Cynthia: I think it’s crucial that we learn how to cope with fear right now. This is the number one agenda, and I think it’s critical that we learn how to navigate our own nervous systems. Because our nervous systems are being hijacked every day by the news and the news, whether it’s delivering an actual fact or not. A fact is – delivering it with such an intensity of emotion that our nervous systems are just going off the scales. I think we have to take in the news frugally, carefully, judiciously know how much you can take in. I don’t take in visual content because I’ll be hijacked immediately, but, but I can do, I can read words on a page. I can see the news, I can read the headlines, but I can’t see the images. So that’s one way. And the other way is to learn how to work with your nervous system so that you recognize when you’re being jacked up and you can calm yourself and enter a different, you know, the parasympathetic nervous system. How do you shift over from that fight / flight place that we’re all living in. We have to learn how to say, all right, I’m an eight on a scale of 10 right now. I’m going to dial it down. I’m going to take a breath. I’m gonna come into my body and turn it back so that I’m moving into that ease, relaxation state.
Terry: If you could create a map to a more peaceful existence, what three or four steps or practices be on that map?
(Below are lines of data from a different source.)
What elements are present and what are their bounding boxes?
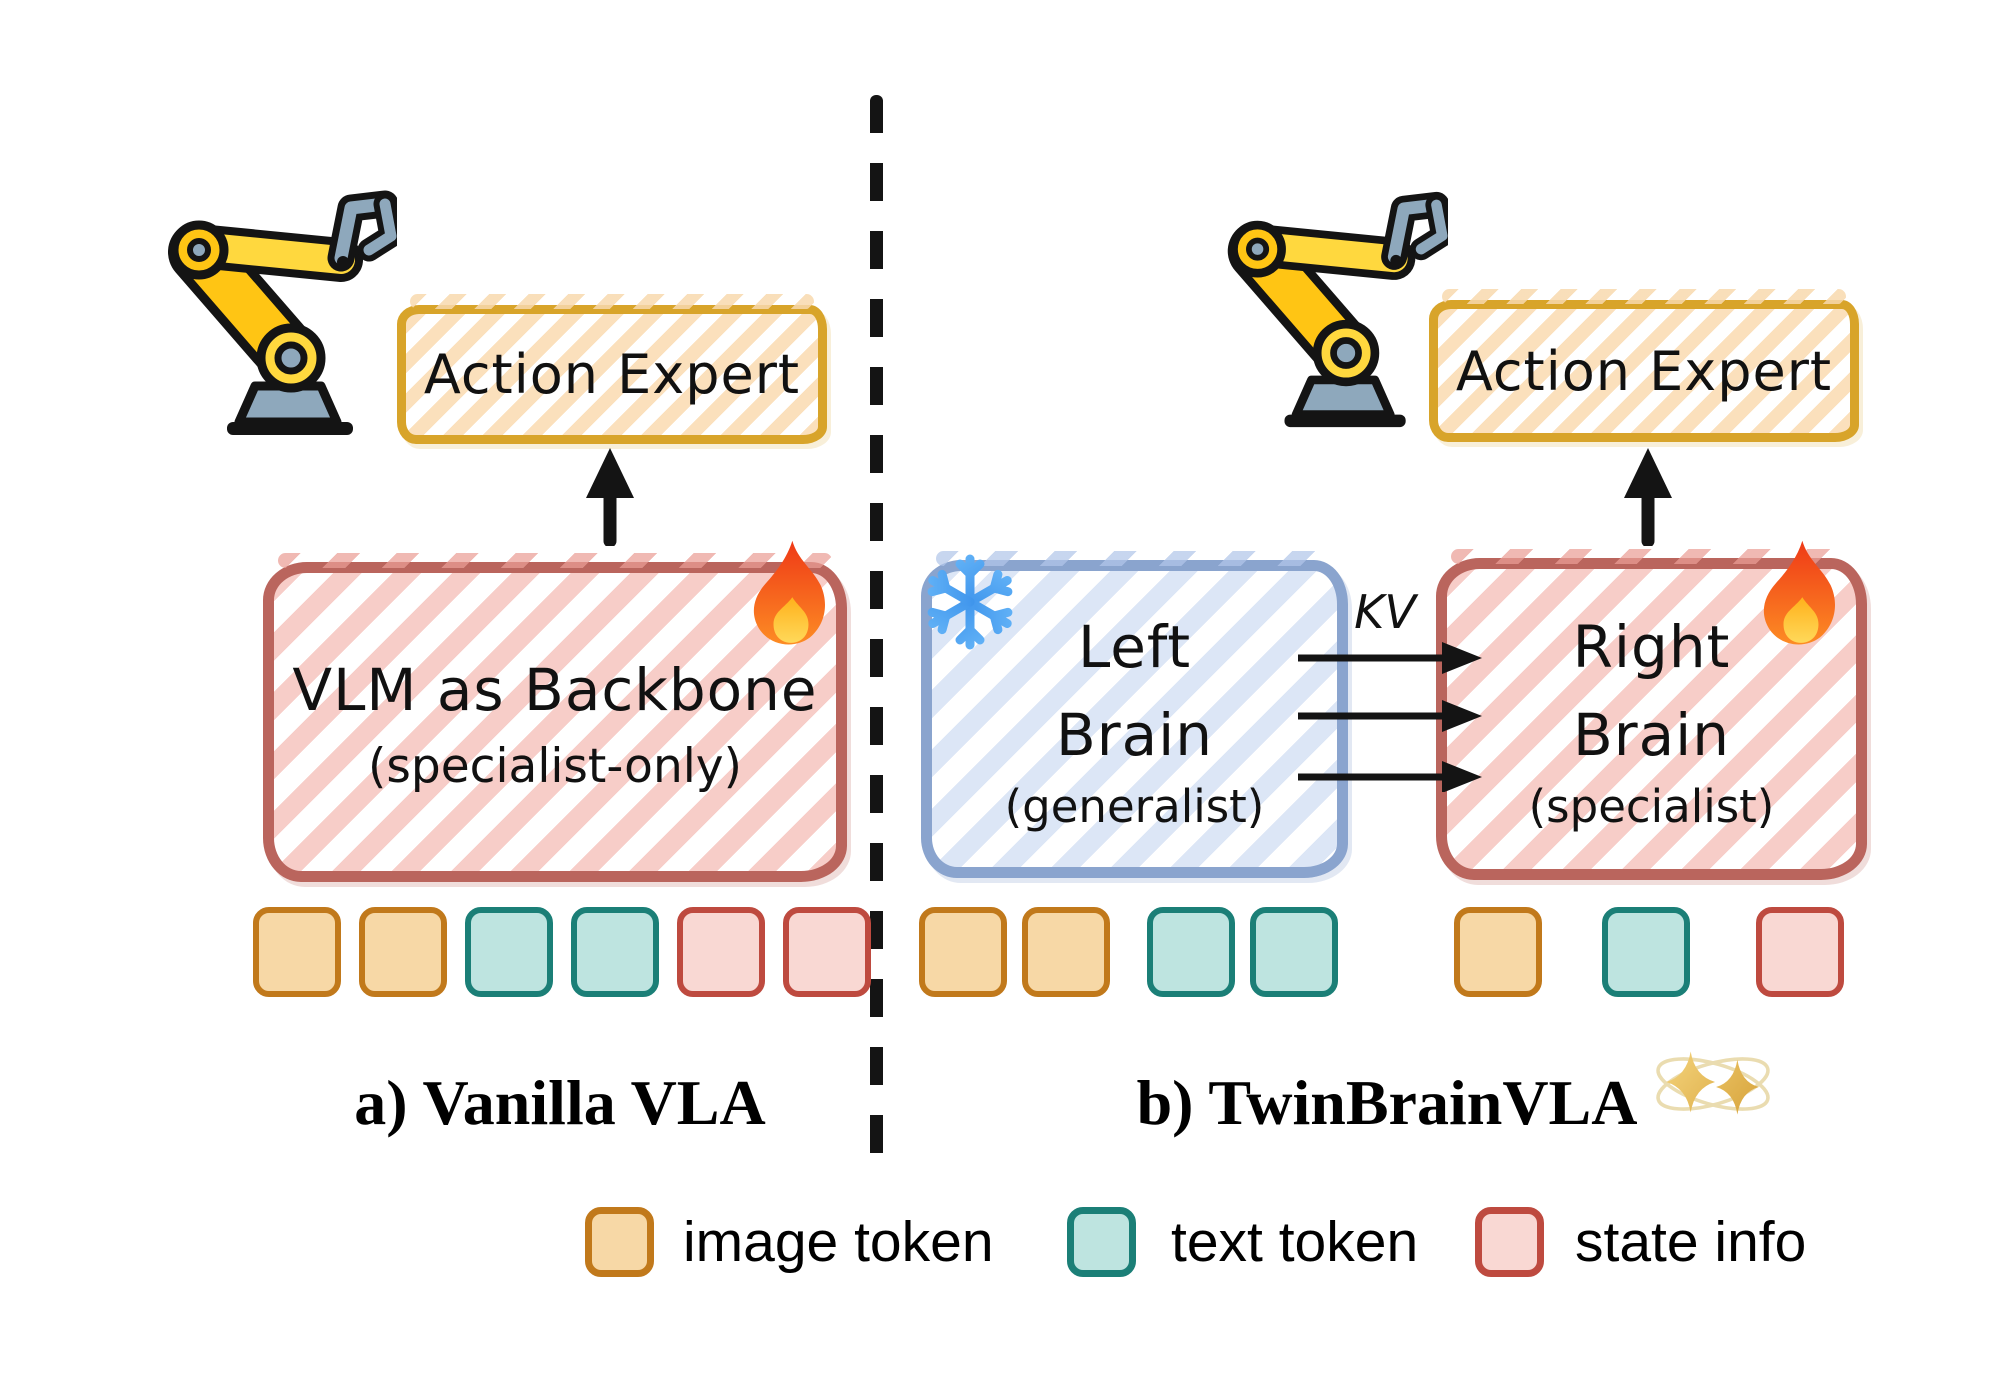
vlm-backbone-box: VLM as Backbone (specialist-only) <box>263 553 847 882</box>
image-token <box>253 907 341 997</box>
snowflake-icon <box>927 554 1013 650</box>
vlm-backbone-text: VLM as Backbone (specialist-only) <box>274 573 836 871</box>
text-token <box>1147 907 1235 997</box>
legend-label-image-token: image token <box>683 1210 994 1274</box>
right-brain-line2: Brain <box>1572 701 1731 769</box>
text-token <box>465 907 553 997</box>
up-arrow <box>1624 448 1672 546</box>
right-brain-subtitle: (specialist) <box>1528 780 1775 833</box>
caption-twinbrain-vla: b) TwinBrainVLA <box>1136 1067 1638 1138</box>
image-token <box>1022 907 1110 997</box>
text-token <box>571 907 659 997</box>
robot-arm-icon <box>1227 191 1448 428</box>
legend-swatch-image-token <box>585 1207 654 1277</box>
robot-arm-icon <box>168 190 397 435</box>
kv-arrows <box>1298 642 1482 792</box>
state-token <box>1756 907 1844 997</box>
legend-swatch-state-info <box>1475 1207 1544 1277</box>
right-brain-text: Right Brain (specialist) <box>1447 569 1856 869</box>
vlm-backbone-title: VLM as Backbone <box>292 656 818 724</box>
state-token <box>783 907 871 997</box>
left-brain-line2: Brain <box>1055 701 1214 769</box>
action-expert-box-a: Action Expert <box>397 294 827 444</box>
left-brain-line1: Left <box>1077 613 1192 681</box>
action-expert-box-b: Action Expert <box>1429 289 1859 442</box>
dashed-divider <box>870 95 883 1180</box>
fire-icon <box>753 540 826 645</box>
image-token <box>359 907 447 997</box>
text-token <box>1602 907 1690 997</box>
caption-vanilla-vla: a) Vanilla VLA <box>354 1067 766 1138</box>
vlm-backbone-subtitle: (specialist-only) <box>368 739 742 794</box>
action-expert-label-b: Action Expert <box>1455 339 1833 403</box>
legend-label-state-info: state info <box>1575 1210 1807 1274</box>
action-expert-label-a: Action Expert <box>423 343 801 406</box>
up-arrow <box>586 448 634 546</box>
legend-label-text-token: text token <box>1171 1210 1419 1274</box>
right-brain-line1: Right <box>1572 613 1731 681</box>
kv-label: KV <box>1354 585 1416 639</box>
text-token <box>1250 907 1338 997</box>
image-token <box>1454 907 1542 997</box>
image-token <box>919 907 1007 997</box>
state-token <box>677 907 765 997</box>
left-brain-subtitle: (generalist) <box>1004 780 1265 833</box>
fire-icon <box>1763 540 1836 645</box>
sparkles-icon <box>1656 1051 1770 1115</box>
left-brain-text: Left Brain (generalist) <box>932 571 1337 867</box>
legend-swatch-text-token <box>1067 1207 1136 1277</box>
Cynthia: Know where you are. If you’re an eight, on a scale of one to 10, if your anxiety is an eight, just name that I’m an eight right now. First step. Second step. Take a breath, come into your body. Because again, that’s the mind. The mind is running away with you. So, take a breath, come into your body, notice what you’re feeling. Notice what you’re seeing, hearing, sensing, smelling, very calming to the nervous system. Then you can have some images that calm you or even a, a mantra or a phrase that calms you like. “Be still,” or “It’s okay to relax,” or “I’m safe now,” and you can use these again and again to retrain your nervous system, to begin to calm down and come into a more easy state, a more effortless state. So those are three things that I would say you can start with and learn how to do that because those, those will be key ingredients to all of us as a culture coming out of hysteria,
Terry: We don’t have to do this alone. How can we as friends best support one another?
Cynthia: We can listen, listen, listen, listen, and ask deep questions like you’ve been asking me. That helps us to really know ourselves and feel connected with each other. These conversations can be deeply healing.
Terry: What do you hope people will take away from the book?
Cynthia: I hope they’ll take a visceral experience of what it feels like to move from desperation and striving into a state of calm and peacefulness, and I hope they can sense that that’s possible for all of us, and I hope they’ll laugh out loud.